- Born: Richard S. Krebs Reading, Pennsylvania, U.S.
- Education: Albright College
- Occupations: Role-playing game designer Simulation game designer

= Rick Krebs =

American game designer

Richard S. "Rick" Krebs is a role-playing game and simulation game designer.

==Early life==
Krebs' initial game design was in the early 1960s when he created simulation games using toothpicks, American plastic bricks, cardboard chits, bingo chips and the box-like design of his bed quilt (buildings). The periods covered by these rules began with medieval & fantasy knights, through gangster wars, and continued into modern warfare. His mother frequently commented that he used to get in trouble with the neighborhood kids, as Krebs was always changing or making up new rules.

Briefly, putting aside his toys and games, Krebs trained as a social/cultural/intellectual historian, and received a B.A. from Albright College in 1971. His senior thesis was on the biographer/journalist/historian, Burton J. Hendrick.

==Career==
Rick Krebs is the original game designer for TSR, Inc.'s Gangbusters, a historical role-playing game set in the 1920s.

Krebs's professional involvement in the industry goes back to a fantasy fanzine Phanta Carta, and the first edition Advanced Dungeons & Dragons game, where he contributed to and is credited in the preface to the 1979 Advanced Dungeons & Dragons Dungeon Master's Guide.
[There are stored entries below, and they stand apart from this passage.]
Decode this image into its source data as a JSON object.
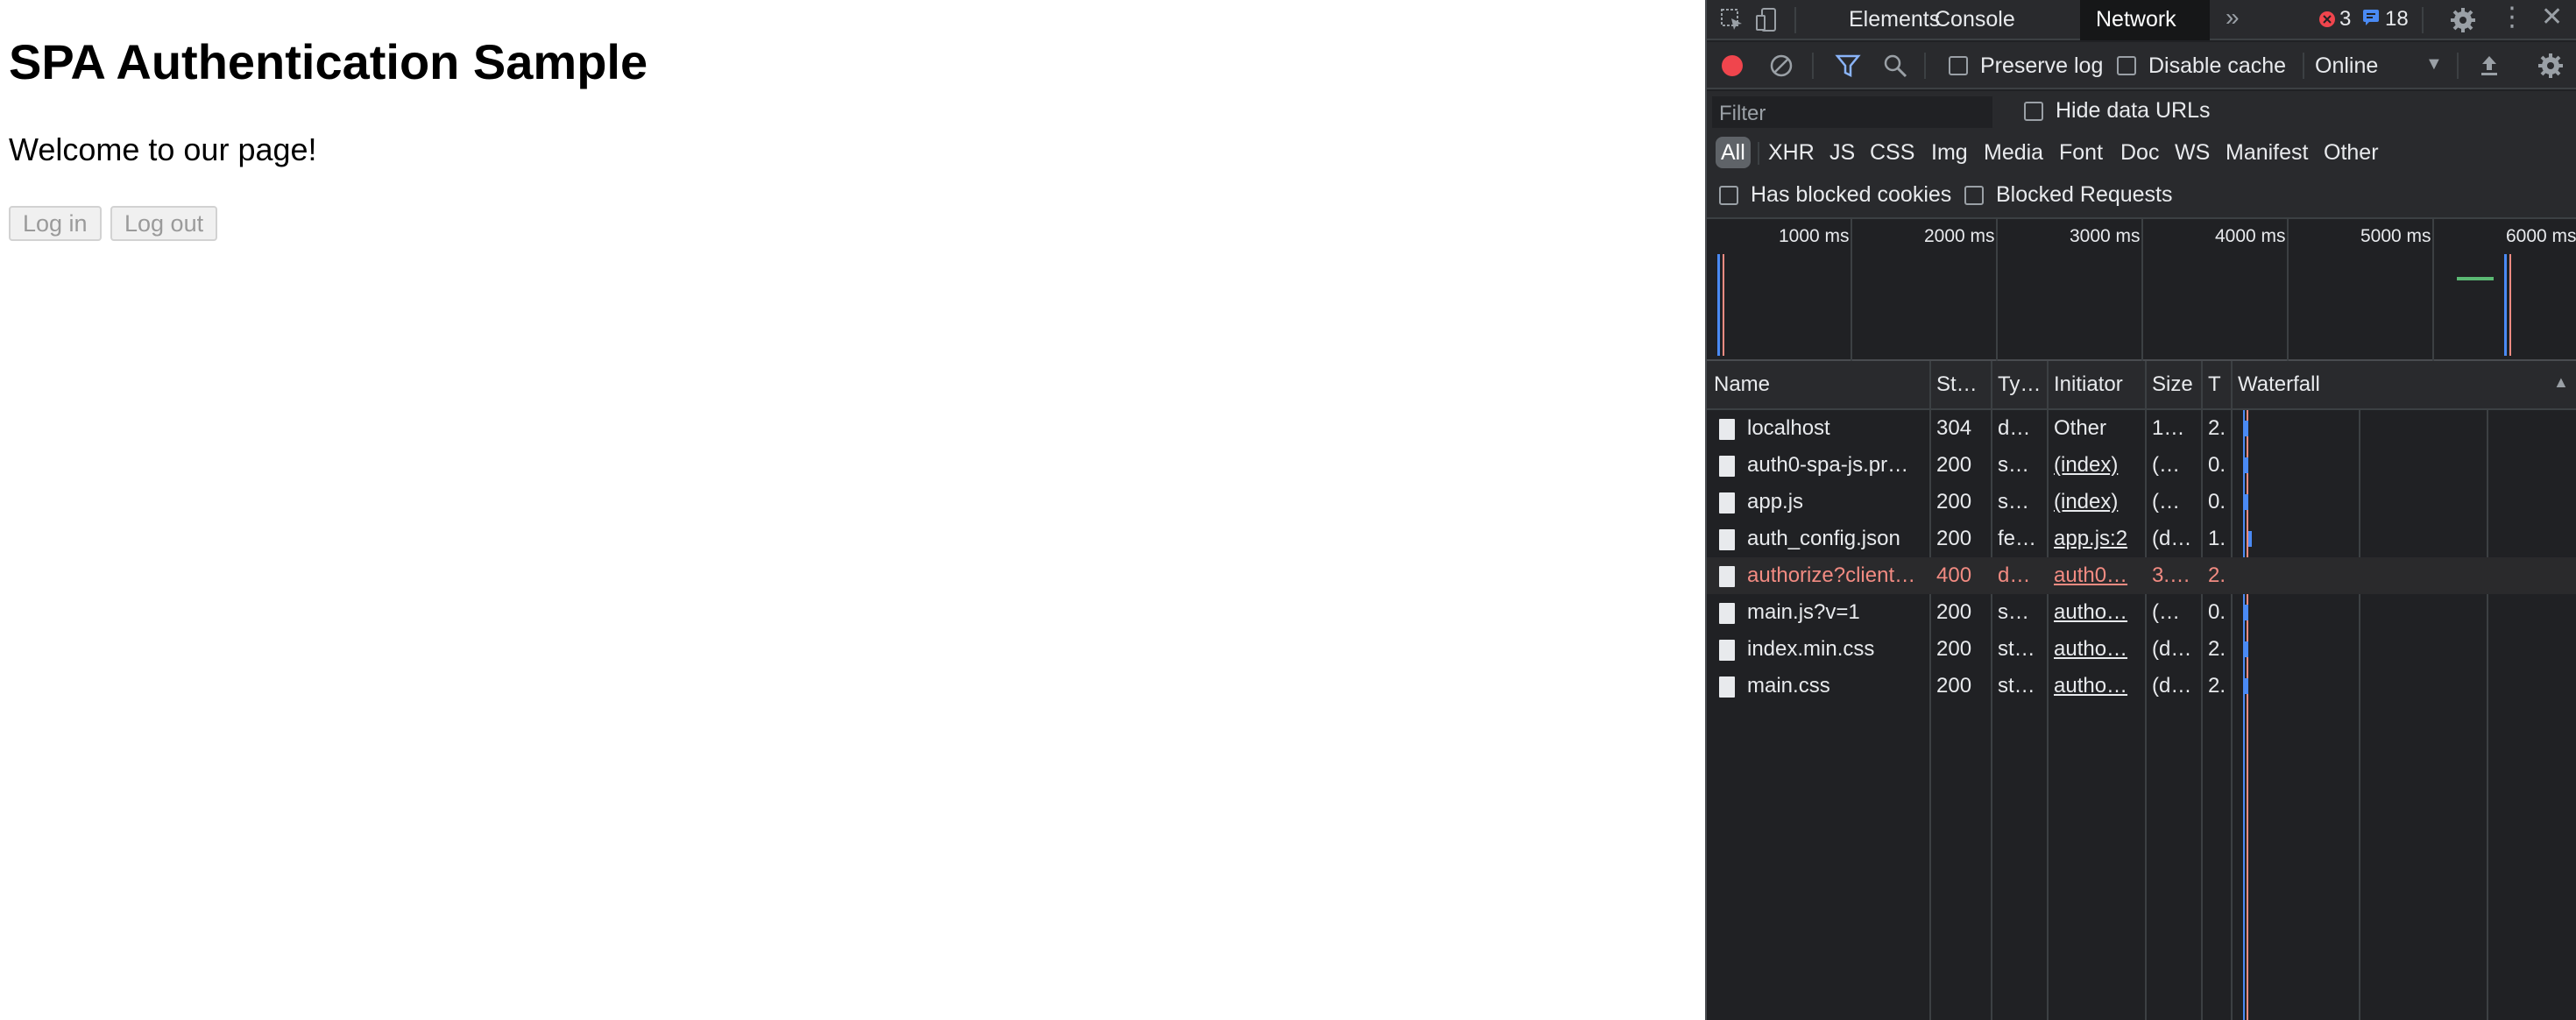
{
  "page": {
    "title": "SPA Authentication Sample",
    "welcome": "Welcome to our page!",
    "login_label": "Log in",
    "logout_label": "Log out"
  },
  "devtools": {
    "tabs": [
      "Elements",
      "Console",
      "Network"
    ],
    "active_tab": "Network",
    "error_count": "3",
    "message_count": "18",
    "toolbar": {
      "preserve_log": "Preserve log",
      "disable_cache": "Disable cache",
      "throttling": "Online"
    },
    "filter": {
      "placeholder": "Filter",
      "hide_data_urls": "Hide data URLs",
      "types": [
        "All",
        "XHR",
        "JS",
        "CSS",
        "Img",
        "Media",
        "Font",
        "Doc",
        "WS",
        "Manifest",
        "Other"
      ],
      "selected_type": "All",
      "has_blocked_cookies": "Has blocked cookies",
      "blocked_requests": "Blocked Requests"
    },
    "overview_ticks": [
      "1000 ms",
      "2000 ms",
      "3000 ms",
      "4000 ms",
      "5000 ms",
      "6000 ms"
    ],
    "columns": {
      "name": "Name",
      "status": "St…",
      "type": "Ty…",
      "initiator": "Initiator",
      "size": "Size",
      "time": "T",
      "waterfall": "Waterfall"
    },
    "requests": [
      {
        "name": "localhost",
        "status": "304",
        "type": "d…",
        "initiator": "Other",
        "size": "1…",
        "time": "2.",
        "error": false,
        "link": false
      },
      {
        "name": "auth0-spa-js.pr…",
        "status": "200",
        "type": "s…",
        "initiator": "(index)",
        "size": "(…",
        "time": "0.",
        "error": false,
        "link": true
      },
      {
        "name": "app.js",
        "status": "200",
        "type": "s…",
        "initiator": "(index)",
        "size": "(…",
        "time": "0.",
        "error": false,
        "link": true
      },
      {
        "name": "auth_config.json",
        "status": "200",
        "type": "fe…",
        "initiator": "app.js:2",
        "size": "(d…",
        "time": "1.",
        "error": false,
        "link": true
      },
      {
        "name": "authorize?client…",
        "status": "400",
        "type": "d…",
        "initiator": "auth0…",
        "size": "3.…",
        "time": "2.",
        "error": true,
        "link": true
      },
      {
        "name": "main.js?v=1",
        "status": "200",
        "type": "s…",
        "initiator": "autho…",
        "size": "(…",
        "time": "0.",
        "error": false,
        "link": true
      },
      {
        "name": "index.min.css",
        "status": "200",
        "type": "st…",
        "initiator": "autho…",
        "size": "(d…",
        "time": "2.",
        "error": false,
        "link": true
      },
      {
        "name": "main.css",
        "status": "200",
        "type": "st…",
        "initiator": "autho…",
        "size": "(d…",
        "time": "2.",
        "error": false,
        "link": true
      }
    ],
    "colors": {
      "record": "#f0454d",
      "error_text": "#f28b82",
      "accent_blue": "#4a8af4",
      "active_filter": "#8ab4f8"
    }
  }
}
He also wrote the articles, "D&D meets the Electronic Age" and "Non-player characters Have Feelings Too" for Dragon magazine.

He founded and operated the original Gamer's Guild game store from 1977 to 1982. During this time created the Krebikoff Gambit for use in the Cosmic Encounter board game, designed a simplified rule set for space gaming with miniature figures, and rules for English Civil War military miniatures.

In the mid-1990s, he worked on the play-by-mail game ElderLords (based on his D&D campaign), promoted and designed adventures for the computer game Eamon adventures, created and programmed Radio Horse Racing, a computerized horse racing simulation, created the 'rainbow doozi' cyber creaturatons and refined several artificial intelligence computer games. Created and produced "Foam Wars" gaming system as well as "No Paint Armies" using "Granny Grate".

==Sources==
- RPG Encyclopedia (G)
- Swan, Rick. The Complete Guide to Role-Playing Games (St Martin Press, 1990).